Bien sûr, l’humour, l’ironie et l’autodérision manquent rarement à l’appel, et se manifestent de manière parfois palpable (Gilbert & George), parfois inquiétante (Alain Declercq), parfois à travers des références cinématographiques (Edgar Honetschläger). Ou alors, il s’agit simplement d’observer et de rendre compte de ce qui paraît aller de soi mais qui, à la réflexion, s’avère être un sujet éminemment complexe : cela peut se dire des pratiques culturelles occidentales (Thomas Struth) ou de l’impérieux bourgeonnement de l’adolescence (Katrin Freisager).

Et même lorsque la représentation ne semble que refléter la réalité d’un témoignage, l’artifice est présent, par le dispositif de l’œuvre ou par le jeu des acteurs : le visage est, à la fois, la première vérité et le premier mensonge d’un être humain.

De nos artifices

© Photo : Andrés Lejona

Le monde qui nous entoure, et qui résulte, en grande partie, des activités humaines, est la nature dans laquelle nous évoluons. Elle induit, en retour, une grande partie de nos comportements et de nos pensées. Serait-elle autre, et nous ferions et penserions autrement, un peu comme les êtres à deux dimensions du célèbre ouvrage de Edwin Abbott, Flatland, paru en 1884, dont l’univers et les dieux découlaient de la perception d’un espace limité à la longueur et à la largeur.
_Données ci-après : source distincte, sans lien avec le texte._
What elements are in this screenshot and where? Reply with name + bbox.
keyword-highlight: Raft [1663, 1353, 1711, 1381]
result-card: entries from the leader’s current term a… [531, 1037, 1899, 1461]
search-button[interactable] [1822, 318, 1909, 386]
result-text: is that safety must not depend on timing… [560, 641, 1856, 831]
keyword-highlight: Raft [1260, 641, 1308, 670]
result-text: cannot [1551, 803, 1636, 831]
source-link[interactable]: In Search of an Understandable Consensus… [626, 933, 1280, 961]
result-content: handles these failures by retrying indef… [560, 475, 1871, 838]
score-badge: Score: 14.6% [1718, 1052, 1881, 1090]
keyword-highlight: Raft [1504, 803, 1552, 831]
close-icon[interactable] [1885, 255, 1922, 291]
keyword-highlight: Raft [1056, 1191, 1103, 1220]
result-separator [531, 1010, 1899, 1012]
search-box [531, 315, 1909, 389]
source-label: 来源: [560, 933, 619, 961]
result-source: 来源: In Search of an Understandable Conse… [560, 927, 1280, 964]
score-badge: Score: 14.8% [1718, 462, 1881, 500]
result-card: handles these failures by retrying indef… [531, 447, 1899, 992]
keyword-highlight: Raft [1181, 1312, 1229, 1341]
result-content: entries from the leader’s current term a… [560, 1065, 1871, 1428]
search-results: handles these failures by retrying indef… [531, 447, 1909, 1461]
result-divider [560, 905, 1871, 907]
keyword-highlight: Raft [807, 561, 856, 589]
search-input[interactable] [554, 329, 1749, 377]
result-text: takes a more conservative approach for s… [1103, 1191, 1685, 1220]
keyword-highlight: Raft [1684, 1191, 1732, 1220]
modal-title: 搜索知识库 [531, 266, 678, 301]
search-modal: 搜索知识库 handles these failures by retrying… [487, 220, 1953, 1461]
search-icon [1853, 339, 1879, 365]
Or l’art ne commente pas seulement, de multiples manières, la nature existante, le réel fabriqué et nos fantasmes à son propos, il y ajoute une dimension supplémentaire, qui vient à la fois l’enrichir et lui donner une forme concrète, sensible, esthétique. L’art est un artifice qui met en abîme l’artifice du monde. Lorsque Kimsoojadéploie et fait miroiter sans fin les tissus qui dans son pays d’origine accompagnent les gens souvent une vie durant et qui sont devenus pour d’autres l’emblème même de l’immigrant ou du nomade, elle donne la possibilité au spectateur de saisir immédiatement une réalité éloignée mais à laquelle il participe, fut-ce malgré lui : l’innocence n’existe que pour les ignorants et les simples d’esprit. Ou bien, lorsque Tina Gillen peint une série de maisons stylisées, elle ne renvoie pas seulement à la diffusion désormais mondialisé de l’habitat standardisé mais rend cette notion palpable, immédiatement appréhendable, comme si la belle peinture en était une preuve plus convaincante qu’un reportage documenté.
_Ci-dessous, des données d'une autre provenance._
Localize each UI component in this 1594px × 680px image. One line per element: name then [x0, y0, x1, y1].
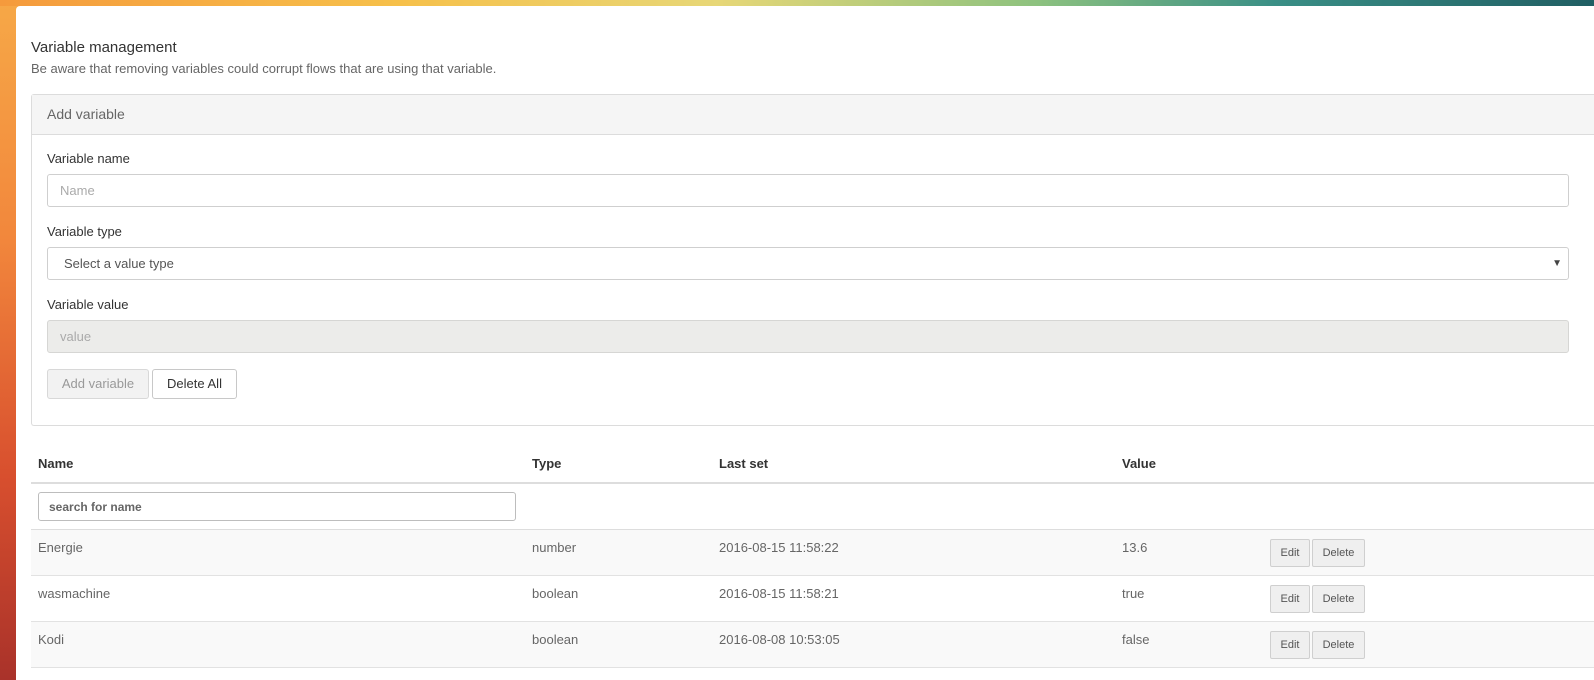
row-value: true: [1122, 586, 1145, 601]
row-name: Energie: [38, 540, 83, 555]
variable-name-input[interactable]: [47, 174, 1569, 207]
variable-type-select[interactable]: Select a value type ▼: [47, 247, 1569, 280]
name-search-input[interactable]: [38, 492, 516, 521]
row-type: boolean: [532, 586, 579, 601]
row-last-set: 2016-08-15 11:58:21: [719, 586, 839, 601]
add-variable-button[interactable]: Add variable: [47, 369, 149, 399]
variable-name-label: Variable name: [47, 151, 130, 166]
delete-button[interactable]: Delete: [1312, 631, 1365, 659]
page-subtitle: Be aware that removing variables could c…: [31, 61, 497, 76]
row-value: false: [1122, 632, 1150, 647]
main-card: Variable management Be aware that removi…: [16, 6, 1594, 680]
row-type: boolean: [532, 632, 579, 647]
column-header-value: Value: [1122, 456, 1156, 471]
edit-button[interactable]: Edit: [1270, 631, 1310, 659]
variable-value-input[interactable]: [47, 320, 1569, 353]
column-header-name: Name: [38, 456, 74, 471]
row-last-set: 2016-08-15 11:58:22: [719, 540, 839, 555]
edit-button[interactable]: Edit: [1270, 539, 1310, 567]
column-header-type: Type: [532, 456, 562, 471]
table-row: Energie number 2016-08-15 11:58:22 13.6 …: [31, 530, 1594, 576]
column-header-last-set: Last set: [719, 456, 769, 471]
panel-heading: Add variable: [32, 95, 1594, 135]
header-divider: [31, 482, 1594, 484]
row-value: 13.6: [1122, 540, 1148, 555]
delete-button[interactable]: Delete: [1312, 539, 1365, 567]
delete-button[interactable]: Delete: [1312, 585, 1365, 613]
variable-type-selected: Select a value type: [64, 256, 174, 271]
table-row: wasmachine boolean 2016-08-15 11:58:21 t…: [31, 576, 1594, 622]
page-title: Variable management: [31, 39, 177, 56]
row-name: Kodi: [38, 632, 65, 647]
variable-type-label: Variable type: [47, 224, 122, 239]
row-type: number: [532, 540, 577, 555]
add-variable-panel: Add variable Variable name Variable type…: [31, 94, 1594, 426]
delete-all-button[interactable]: Delete All: [152, 369, 237, 399]
caret-down-icon: ▼: [1552, 258, 1562, 269]
variable-value-label: Variable value: [47, 297, 129, 312]
row-last-set: 2016-08-08 10:53:05: [719, 632, 840, 647]
edit-button[interactable]: Edit: [1270, 585, 1310, 613]
row-name: wasmachine: [38, 586, 111, 601]
table-row: Kodi boolean 2016-08-08 10:53:05 false E…: [31, 622, 1594, 668]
Mais il y a aussi l’évocation de la jungle urbaine et de ses mythes par Damien Deroubaix, la précision du rendu de l’organisation spatiale d’un tri postal par Andreas Gursky, la rêverie nocturne d’une fête foraine de Bruno Baltzer ou la juxtaposition cruelle des mensonges au service des idéologies criminelles (« Arbeit macht frei ») et de la fabrication du divertissement infantile (Walt Disney) par Claude Lévêque.

L’art peut parfois être le révélateur de l’impensé d’une société.